Я взглянул сквозь прозрачную крышку на диск. Весело ему, оттого что грустно мне, сияет себе муаровым рисунком.
— А отчего у тебя рисуночек по поверхности — в инструкции про это ничего.
— Отцепитесь, паразит несносный, такой почти всегда есть. Жизнь-то в инструкции не влазит, это они в нее пытаются влезть. Просто лазерные «головы» барахлят или отражатели не совсем доведены, вот и идет интерференция.
Однако на меня уже нашло вдохновение и еще не ушло.
— У молекулы пурамина тридцать участков, которые по-разному ориентируются в рабочей плоскости в зависимости от модуляции несущей. Так образуется нормальная запись. А ненормальная? Вдруг участки подкручиваются еще в какой-нибудь плоскости помимо нашей. Там, в других плоскостях, не то, что программы хранить можно, черти с котлами поместятся.
— Маразм крепчал, — покачал головой Женя. — Где «там»? Никакого отношения к работе машины ваша подкрутка, товарищ болезный, иметь не в состоянии так же как и перекрученные чулки некоторых дамочек. Для машины существуют только пятеричные разряды в основной плоскости и соответствующие системы счисления.

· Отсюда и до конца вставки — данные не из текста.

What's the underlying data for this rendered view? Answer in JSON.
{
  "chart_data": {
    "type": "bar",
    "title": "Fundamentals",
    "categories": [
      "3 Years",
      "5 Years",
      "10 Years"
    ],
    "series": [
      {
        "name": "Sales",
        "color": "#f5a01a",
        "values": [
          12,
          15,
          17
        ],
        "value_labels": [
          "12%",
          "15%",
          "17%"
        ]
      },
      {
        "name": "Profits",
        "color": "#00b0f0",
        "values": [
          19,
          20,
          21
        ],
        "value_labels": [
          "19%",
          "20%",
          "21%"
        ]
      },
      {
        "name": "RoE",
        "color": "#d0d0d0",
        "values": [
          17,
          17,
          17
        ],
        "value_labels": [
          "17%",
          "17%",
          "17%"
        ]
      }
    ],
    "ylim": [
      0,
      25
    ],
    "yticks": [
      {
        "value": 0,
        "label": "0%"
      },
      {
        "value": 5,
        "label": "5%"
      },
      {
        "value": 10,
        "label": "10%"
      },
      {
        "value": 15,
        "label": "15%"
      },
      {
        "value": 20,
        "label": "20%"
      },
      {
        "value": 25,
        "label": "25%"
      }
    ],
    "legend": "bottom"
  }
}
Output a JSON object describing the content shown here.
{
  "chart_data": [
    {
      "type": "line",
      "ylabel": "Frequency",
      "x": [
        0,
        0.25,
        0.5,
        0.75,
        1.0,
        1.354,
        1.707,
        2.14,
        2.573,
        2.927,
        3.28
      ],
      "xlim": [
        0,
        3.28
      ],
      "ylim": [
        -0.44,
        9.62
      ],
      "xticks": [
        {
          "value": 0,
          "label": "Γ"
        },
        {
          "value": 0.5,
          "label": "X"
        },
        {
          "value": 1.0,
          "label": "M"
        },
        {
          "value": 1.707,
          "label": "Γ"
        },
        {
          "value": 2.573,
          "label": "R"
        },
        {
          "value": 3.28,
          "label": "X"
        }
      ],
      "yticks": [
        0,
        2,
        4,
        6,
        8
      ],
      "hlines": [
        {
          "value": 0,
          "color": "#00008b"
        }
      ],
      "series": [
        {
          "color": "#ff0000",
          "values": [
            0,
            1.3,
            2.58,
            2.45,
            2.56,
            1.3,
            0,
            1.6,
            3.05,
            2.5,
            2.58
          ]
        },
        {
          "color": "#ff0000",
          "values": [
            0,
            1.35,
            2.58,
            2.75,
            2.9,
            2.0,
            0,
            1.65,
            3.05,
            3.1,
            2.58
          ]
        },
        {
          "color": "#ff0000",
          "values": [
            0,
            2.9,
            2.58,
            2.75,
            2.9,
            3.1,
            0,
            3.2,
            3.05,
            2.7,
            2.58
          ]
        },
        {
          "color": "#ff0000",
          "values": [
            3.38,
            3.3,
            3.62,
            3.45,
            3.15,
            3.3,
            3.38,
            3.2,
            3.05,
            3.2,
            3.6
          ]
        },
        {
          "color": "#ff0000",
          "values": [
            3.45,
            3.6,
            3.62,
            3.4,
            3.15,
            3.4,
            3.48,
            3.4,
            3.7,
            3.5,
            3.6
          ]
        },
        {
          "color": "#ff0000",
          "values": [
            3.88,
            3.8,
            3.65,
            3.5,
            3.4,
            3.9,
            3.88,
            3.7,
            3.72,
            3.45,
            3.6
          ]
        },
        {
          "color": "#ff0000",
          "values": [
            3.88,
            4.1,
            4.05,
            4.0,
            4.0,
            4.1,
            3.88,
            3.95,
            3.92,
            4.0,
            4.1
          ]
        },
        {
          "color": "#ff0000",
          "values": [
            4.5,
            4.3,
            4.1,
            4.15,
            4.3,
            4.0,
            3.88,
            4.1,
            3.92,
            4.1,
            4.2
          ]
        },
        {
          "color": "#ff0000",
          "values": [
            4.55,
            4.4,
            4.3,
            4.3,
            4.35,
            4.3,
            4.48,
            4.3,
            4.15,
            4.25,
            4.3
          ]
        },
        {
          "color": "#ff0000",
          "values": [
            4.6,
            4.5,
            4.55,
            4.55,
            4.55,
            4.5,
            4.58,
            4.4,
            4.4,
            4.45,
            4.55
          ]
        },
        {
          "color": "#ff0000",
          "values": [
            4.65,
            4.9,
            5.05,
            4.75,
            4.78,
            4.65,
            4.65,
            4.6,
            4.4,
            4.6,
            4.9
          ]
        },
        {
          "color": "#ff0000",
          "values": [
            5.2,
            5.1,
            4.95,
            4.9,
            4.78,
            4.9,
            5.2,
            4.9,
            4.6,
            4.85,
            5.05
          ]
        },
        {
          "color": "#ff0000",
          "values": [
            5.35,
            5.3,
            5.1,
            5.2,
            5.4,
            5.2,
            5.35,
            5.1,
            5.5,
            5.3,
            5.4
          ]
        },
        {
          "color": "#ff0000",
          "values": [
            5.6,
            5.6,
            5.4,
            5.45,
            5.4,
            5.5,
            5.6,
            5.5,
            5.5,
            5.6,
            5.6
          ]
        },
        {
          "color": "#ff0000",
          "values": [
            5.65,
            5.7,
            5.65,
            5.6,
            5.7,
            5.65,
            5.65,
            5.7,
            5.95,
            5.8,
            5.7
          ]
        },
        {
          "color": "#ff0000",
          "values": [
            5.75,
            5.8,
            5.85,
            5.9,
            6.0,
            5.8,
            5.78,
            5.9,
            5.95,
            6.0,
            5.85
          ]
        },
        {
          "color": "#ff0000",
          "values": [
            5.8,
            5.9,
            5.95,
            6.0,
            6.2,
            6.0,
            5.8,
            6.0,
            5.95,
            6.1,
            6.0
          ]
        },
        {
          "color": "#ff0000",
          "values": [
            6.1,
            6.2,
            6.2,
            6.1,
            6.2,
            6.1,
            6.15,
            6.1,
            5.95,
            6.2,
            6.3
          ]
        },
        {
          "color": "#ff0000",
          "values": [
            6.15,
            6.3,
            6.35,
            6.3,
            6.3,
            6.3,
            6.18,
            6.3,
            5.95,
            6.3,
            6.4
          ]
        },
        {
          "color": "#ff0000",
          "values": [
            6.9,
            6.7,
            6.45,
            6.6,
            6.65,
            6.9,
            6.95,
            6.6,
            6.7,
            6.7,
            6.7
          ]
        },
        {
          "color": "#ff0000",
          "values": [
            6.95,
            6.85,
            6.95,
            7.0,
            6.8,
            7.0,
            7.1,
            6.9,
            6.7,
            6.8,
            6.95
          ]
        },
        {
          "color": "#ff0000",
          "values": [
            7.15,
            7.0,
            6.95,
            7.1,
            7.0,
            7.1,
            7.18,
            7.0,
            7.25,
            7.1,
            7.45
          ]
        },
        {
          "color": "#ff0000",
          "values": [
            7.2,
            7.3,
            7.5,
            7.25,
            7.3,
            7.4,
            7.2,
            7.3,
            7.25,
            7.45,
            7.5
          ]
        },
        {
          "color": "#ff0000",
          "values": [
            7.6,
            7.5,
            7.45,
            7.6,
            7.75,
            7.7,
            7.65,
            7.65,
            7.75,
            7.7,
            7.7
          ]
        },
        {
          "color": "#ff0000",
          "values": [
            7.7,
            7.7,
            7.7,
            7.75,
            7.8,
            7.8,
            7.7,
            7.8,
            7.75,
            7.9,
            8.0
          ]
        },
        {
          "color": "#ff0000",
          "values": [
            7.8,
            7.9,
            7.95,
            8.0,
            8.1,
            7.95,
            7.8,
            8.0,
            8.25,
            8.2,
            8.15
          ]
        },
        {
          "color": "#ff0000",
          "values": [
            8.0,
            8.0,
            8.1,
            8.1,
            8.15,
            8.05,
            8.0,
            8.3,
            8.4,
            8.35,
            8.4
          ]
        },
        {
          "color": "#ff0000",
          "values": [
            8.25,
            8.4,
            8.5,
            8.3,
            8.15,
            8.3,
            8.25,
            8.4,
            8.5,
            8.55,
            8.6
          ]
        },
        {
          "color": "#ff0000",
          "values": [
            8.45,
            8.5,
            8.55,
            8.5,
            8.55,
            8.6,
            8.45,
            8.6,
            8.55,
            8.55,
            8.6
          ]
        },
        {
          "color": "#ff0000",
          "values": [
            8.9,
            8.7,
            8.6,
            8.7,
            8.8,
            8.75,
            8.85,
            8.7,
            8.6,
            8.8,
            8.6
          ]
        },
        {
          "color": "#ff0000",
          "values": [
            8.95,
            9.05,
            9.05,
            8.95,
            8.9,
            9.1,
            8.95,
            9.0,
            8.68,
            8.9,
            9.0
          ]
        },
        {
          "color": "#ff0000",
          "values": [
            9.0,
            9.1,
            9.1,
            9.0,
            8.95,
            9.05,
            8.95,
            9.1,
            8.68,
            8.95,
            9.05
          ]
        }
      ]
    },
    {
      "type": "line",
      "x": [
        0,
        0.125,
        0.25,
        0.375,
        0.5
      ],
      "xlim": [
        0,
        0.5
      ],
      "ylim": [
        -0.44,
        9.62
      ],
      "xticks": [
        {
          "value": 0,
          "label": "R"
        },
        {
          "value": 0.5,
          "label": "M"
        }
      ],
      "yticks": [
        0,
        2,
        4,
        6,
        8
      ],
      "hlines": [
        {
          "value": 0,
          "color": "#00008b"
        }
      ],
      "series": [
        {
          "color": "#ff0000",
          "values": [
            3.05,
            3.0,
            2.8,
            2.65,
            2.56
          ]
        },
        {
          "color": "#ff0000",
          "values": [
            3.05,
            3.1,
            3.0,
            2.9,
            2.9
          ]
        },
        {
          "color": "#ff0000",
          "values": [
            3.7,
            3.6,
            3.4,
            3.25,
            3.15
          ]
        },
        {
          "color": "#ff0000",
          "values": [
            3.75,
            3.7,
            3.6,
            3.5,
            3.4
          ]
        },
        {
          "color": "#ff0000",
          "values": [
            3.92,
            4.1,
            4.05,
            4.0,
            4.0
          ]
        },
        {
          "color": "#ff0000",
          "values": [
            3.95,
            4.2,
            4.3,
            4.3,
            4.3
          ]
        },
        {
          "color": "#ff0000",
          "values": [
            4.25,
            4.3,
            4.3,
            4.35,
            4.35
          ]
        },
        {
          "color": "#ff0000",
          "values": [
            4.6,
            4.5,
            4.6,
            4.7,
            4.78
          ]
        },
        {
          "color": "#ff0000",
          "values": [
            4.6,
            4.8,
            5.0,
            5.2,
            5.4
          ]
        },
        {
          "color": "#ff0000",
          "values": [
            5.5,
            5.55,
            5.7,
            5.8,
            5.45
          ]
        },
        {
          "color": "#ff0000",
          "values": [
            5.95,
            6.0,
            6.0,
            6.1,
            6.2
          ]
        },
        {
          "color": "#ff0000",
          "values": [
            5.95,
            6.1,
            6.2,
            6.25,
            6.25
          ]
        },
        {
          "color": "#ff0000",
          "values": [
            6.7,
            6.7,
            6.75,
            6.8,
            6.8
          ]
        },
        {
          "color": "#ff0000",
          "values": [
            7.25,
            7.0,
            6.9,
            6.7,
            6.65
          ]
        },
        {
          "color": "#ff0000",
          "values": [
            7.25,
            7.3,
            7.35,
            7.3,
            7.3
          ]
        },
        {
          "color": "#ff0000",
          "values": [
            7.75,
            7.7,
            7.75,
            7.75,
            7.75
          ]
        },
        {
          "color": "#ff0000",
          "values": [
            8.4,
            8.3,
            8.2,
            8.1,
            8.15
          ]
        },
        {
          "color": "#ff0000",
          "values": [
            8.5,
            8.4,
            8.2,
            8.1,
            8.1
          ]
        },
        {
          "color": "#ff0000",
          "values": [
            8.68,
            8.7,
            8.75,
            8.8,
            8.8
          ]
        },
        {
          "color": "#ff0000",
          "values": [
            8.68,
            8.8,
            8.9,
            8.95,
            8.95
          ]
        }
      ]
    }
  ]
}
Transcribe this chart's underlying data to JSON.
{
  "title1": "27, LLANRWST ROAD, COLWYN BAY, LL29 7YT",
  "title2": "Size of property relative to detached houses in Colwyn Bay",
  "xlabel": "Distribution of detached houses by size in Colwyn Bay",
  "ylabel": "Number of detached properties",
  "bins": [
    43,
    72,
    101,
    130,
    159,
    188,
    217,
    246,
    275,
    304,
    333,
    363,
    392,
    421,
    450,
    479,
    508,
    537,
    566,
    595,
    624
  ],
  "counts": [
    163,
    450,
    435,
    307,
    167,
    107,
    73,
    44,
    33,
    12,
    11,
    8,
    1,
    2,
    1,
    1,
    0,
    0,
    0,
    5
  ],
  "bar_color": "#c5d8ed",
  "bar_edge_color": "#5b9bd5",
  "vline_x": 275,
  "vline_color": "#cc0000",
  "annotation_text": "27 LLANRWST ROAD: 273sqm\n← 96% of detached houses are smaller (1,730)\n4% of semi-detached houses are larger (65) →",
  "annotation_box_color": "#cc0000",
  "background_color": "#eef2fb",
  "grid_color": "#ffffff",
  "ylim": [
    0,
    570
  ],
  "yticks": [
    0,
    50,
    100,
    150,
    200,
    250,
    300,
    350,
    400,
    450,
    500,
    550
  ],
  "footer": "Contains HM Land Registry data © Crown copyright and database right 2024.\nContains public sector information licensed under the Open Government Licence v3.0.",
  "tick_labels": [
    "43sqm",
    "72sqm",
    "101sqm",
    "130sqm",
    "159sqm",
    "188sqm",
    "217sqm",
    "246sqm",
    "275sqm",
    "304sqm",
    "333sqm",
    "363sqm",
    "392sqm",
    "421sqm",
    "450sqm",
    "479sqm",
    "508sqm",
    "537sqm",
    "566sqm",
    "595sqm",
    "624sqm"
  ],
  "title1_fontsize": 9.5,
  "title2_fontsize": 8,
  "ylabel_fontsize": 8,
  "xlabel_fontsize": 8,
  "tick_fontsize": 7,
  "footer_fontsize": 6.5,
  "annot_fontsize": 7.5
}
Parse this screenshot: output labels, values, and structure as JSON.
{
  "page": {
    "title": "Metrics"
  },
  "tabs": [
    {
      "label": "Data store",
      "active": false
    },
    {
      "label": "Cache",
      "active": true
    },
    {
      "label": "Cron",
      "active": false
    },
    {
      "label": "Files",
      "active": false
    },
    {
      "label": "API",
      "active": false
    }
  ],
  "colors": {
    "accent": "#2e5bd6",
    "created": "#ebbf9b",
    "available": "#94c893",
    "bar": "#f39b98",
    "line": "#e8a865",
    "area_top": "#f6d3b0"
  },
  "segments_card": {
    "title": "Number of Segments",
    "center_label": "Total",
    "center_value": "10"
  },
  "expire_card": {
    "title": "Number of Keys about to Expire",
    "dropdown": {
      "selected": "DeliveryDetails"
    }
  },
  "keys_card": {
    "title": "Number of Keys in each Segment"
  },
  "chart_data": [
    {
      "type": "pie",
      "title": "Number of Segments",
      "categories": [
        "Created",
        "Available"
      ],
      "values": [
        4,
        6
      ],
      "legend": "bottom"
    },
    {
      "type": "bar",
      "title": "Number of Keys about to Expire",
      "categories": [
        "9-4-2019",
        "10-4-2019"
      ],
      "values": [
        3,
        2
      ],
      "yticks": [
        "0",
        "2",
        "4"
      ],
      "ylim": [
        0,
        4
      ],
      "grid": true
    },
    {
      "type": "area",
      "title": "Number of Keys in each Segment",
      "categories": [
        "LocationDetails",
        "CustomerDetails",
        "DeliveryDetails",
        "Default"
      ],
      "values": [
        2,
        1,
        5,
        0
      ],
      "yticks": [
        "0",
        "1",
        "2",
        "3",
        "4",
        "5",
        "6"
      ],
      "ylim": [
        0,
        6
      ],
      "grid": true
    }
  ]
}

— Но получается, на диске можно держать дополнительную, тайную для нас информацию.
— И в звездах на небе, и а разводах кофейной гущи, и в том как легли карты на стол, — стал подвывать Женя, — есть и основная, и дополнительная информация. Только мы не зырим в трубу и не плещем из чашки, желая узнать страшную тайну. Мы не колдуны, а совслужащие, нам эти тонкости побоку, пока сверху не прикажут взять их в оборот.
— Ты, вий, подними веки и сам все увидишь.
— Я и так вижу совсем задерьмованный диск, который пора выбросить. Уж такого добра навалом.
— А то, может, вскроем транспьютер для ясности?
— Люди добры, рятуйте, — он устроил что-то вроде ритуального плача, причем в конце слов четко прослеживалось буквосочетание «пля». — В общем, я вас, Антон Антонович убедил. Ваш козырь крыт, так что разлетимся как пташки разного калибра. А мы еще посмотрим, все ли у нас осталось по-прежнему. Вот приходил однажды ученый, настоящий, побольше вас. Рассуждал об индукциях и дедукциях от накопителей на транспьютер и обратно. Мы варежки и пораскрывали. А потом горькое пробуждение: ушанка с вешалки пропала. А зима-то недаром злится. Пока персон-карты обновлял, через эту самую философию башка и отмерзла. А знаете, до чего умный ребенок был! Теперь вот легко говорить, дурачок, ограниченный. Ну-ка, девушки, приласкайте раненного в психику бойца. Да нет, не меня, а Антона Антоновича.